The Marshall Street Armory (also known as the Lansing Artillery Michigan National Guard Armory) is a former armory for the Michigan National Guard. It was listed on the National Register of Historic Places in 2010.

==History==
The first military unit in Lansing was founded in 1876, and in 1878 the group changed their name to the "Governor's Guards." A second unit, Battery A, First Field Artillery, was organized in 1905. Armories for these early units were likely rented structures. In 1920, the Michigan National Guard was reorganized, and the Lansing unit renamed the 119th Field Artillery, 32nd Division. A riding hall was constructed for the unit in 1922, and in 1923 the state legislature appropriated the money to construct an armory. This armory constructed in 1924 from a design by state architect Lynn W. Fry.

During the 1920s and 1930s, the armory was used for social events such as weddings, boxing matches and community gatherings. The building was renovated in 1941, and put to use during wartime. After the close of World War II, the building was again used for community events. In 2005, the Michigan National Guard was reorganized, and the Lansing unit moved to Charlotte, Michigan. The armory was sold to a private developer.

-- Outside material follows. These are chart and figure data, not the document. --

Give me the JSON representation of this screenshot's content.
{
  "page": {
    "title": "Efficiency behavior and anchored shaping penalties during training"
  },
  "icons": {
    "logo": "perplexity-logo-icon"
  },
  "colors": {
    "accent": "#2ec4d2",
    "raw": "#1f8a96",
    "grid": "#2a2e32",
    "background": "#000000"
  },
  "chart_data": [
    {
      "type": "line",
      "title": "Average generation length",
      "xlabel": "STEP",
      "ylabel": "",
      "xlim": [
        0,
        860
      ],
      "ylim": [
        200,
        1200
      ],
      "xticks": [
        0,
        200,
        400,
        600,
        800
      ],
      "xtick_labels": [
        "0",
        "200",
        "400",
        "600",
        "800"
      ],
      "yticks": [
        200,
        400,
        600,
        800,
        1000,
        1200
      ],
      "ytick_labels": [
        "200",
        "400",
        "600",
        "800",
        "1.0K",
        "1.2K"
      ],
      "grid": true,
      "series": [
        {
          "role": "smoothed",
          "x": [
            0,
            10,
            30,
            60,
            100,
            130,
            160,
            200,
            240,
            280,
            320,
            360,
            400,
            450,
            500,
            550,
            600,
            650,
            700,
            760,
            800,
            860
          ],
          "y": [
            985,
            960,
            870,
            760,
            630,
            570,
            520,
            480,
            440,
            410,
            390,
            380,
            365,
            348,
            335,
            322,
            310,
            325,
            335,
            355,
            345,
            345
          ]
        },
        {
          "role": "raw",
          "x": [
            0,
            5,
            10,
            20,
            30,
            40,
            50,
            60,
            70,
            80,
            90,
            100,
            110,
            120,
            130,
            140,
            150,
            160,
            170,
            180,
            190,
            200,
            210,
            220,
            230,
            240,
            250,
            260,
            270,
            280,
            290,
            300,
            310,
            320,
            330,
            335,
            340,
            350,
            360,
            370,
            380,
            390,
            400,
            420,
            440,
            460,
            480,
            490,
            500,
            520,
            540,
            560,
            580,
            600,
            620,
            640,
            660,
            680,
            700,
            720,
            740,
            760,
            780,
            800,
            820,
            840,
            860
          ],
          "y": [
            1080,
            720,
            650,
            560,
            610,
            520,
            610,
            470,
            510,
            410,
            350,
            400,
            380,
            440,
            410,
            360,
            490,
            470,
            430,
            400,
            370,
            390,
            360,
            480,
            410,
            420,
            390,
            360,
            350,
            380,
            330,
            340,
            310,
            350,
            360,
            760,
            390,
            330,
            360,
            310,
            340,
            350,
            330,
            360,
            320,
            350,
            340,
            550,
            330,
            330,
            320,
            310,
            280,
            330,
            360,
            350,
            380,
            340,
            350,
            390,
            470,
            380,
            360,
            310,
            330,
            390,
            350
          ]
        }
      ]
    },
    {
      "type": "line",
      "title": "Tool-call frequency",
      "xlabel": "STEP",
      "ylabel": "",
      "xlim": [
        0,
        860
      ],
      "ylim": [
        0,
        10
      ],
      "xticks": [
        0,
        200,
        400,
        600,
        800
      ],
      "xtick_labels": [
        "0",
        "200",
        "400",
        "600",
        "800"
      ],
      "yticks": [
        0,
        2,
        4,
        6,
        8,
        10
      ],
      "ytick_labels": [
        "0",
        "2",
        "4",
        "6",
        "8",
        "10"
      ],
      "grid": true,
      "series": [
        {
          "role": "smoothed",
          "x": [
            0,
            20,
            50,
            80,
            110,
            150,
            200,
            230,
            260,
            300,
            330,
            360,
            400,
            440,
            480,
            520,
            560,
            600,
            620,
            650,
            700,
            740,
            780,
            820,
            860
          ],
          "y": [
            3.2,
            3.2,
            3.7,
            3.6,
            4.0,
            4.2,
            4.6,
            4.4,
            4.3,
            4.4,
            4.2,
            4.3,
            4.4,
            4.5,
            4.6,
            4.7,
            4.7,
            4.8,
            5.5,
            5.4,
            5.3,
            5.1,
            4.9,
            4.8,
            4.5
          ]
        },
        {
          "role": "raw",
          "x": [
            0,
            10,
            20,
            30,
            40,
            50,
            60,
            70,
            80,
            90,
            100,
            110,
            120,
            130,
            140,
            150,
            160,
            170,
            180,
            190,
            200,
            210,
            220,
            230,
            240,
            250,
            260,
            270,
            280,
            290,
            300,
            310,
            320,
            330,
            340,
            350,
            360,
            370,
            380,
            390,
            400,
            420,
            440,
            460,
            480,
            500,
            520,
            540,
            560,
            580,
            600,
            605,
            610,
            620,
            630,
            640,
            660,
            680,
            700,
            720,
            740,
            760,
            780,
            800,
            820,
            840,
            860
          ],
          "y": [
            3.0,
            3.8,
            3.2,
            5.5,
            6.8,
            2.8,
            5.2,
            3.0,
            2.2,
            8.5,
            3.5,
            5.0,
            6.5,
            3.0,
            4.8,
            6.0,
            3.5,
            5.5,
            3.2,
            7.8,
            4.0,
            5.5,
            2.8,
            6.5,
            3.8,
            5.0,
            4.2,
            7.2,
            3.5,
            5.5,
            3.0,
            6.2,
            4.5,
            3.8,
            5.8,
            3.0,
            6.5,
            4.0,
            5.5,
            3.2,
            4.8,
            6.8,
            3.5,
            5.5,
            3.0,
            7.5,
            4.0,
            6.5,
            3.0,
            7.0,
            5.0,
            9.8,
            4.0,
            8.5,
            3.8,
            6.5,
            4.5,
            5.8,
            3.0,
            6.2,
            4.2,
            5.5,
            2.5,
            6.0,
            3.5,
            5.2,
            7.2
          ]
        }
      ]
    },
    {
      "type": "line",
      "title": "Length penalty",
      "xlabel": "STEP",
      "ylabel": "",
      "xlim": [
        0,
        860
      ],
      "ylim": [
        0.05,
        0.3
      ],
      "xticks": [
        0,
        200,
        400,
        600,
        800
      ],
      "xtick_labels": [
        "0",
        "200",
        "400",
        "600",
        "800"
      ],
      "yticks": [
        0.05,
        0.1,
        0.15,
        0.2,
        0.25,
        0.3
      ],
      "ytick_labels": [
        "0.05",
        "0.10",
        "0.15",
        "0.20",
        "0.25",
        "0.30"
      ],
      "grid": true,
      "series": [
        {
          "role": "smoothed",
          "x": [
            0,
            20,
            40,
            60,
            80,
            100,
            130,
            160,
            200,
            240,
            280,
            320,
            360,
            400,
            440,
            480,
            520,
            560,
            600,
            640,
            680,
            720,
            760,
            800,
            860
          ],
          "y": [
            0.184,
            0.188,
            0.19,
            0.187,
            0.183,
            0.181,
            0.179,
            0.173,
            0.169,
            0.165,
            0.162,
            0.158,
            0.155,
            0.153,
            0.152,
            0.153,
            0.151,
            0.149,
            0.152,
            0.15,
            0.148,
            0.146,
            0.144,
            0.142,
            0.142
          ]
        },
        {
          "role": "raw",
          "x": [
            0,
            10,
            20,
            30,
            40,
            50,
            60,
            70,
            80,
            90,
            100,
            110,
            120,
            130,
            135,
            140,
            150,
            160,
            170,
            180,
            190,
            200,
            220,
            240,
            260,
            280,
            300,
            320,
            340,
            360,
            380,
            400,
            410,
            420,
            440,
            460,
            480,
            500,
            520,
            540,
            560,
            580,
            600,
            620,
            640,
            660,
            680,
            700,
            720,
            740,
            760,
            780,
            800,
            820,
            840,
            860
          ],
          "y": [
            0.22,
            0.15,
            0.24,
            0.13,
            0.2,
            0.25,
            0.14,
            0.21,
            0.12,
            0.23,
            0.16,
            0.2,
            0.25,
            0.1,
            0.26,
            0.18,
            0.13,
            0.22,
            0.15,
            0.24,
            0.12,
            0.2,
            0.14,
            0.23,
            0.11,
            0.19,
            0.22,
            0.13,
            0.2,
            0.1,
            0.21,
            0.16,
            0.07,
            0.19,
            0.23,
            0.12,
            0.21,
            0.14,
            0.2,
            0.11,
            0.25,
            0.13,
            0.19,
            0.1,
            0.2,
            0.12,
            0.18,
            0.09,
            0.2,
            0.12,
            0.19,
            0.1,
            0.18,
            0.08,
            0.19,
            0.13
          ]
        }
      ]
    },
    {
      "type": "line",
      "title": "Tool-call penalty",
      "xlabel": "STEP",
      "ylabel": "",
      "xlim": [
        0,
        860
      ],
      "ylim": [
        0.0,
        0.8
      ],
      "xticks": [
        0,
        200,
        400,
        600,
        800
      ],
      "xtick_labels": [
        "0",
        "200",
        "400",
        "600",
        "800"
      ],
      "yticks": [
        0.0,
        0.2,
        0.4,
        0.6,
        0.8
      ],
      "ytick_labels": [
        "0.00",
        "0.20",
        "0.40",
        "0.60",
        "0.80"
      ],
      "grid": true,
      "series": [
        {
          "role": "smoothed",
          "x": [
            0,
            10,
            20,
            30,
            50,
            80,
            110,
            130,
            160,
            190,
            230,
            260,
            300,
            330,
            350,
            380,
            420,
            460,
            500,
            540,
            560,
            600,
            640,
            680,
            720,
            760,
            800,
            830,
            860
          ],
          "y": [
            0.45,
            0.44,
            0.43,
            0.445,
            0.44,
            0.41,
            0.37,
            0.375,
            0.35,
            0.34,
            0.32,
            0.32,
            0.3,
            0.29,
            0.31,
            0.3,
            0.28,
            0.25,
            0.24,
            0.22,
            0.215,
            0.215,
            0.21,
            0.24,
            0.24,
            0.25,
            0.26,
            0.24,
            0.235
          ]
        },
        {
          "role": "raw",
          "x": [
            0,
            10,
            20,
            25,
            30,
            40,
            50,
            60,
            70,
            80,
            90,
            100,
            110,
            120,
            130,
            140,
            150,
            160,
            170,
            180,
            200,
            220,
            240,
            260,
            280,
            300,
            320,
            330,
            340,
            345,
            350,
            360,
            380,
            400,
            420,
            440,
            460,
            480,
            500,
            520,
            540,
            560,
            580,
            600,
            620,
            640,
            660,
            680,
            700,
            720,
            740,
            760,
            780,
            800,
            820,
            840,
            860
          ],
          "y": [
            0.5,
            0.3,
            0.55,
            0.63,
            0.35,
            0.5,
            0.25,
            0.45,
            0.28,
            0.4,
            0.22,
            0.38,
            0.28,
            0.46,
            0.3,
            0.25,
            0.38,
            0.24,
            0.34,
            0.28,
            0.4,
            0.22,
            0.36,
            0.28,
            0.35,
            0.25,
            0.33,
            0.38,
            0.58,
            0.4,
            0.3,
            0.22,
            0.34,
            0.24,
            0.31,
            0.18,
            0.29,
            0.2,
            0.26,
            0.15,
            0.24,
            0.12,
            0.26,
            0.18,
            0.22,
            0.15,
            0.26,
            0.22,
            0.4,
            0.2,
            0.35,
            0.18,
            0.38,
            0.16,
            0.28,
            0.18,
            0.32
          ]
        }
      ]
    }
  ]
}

It was renovated, and reopened in 2012 to house non-profit organizations.

==Description==
The Marshall Street Armory is a rectangular two-story, red-brick, Tudor Revival structure with a raised basement and limestone trim. The front facade is symmetrical and seven bays wide, with a projecting entrance bay located in the center bay. The entrance is through a set of three doors with arched top transoms, located within a stone Tudor arch containing a carved stone eagle. Above are three single windows topped by a large stone band and stone trim along the top of the wall. On either side of the entrance bay are heavy brick piers. The three bays on each side are separated by brick piers, each bay has pairs of windows on each floor. The wide stone band continues through these bays, and contains blind arches above the windows. The entire wall is topped by a brick parapet wall.

The building is three bays deep, with similar treatments on the side bays. The rear of the building is seven bays long, and is divided into three sections. The center section is not quite two stories tall above the basement, while the side sections are a single story. One side has a lower ground level and an access into the lower level of the building.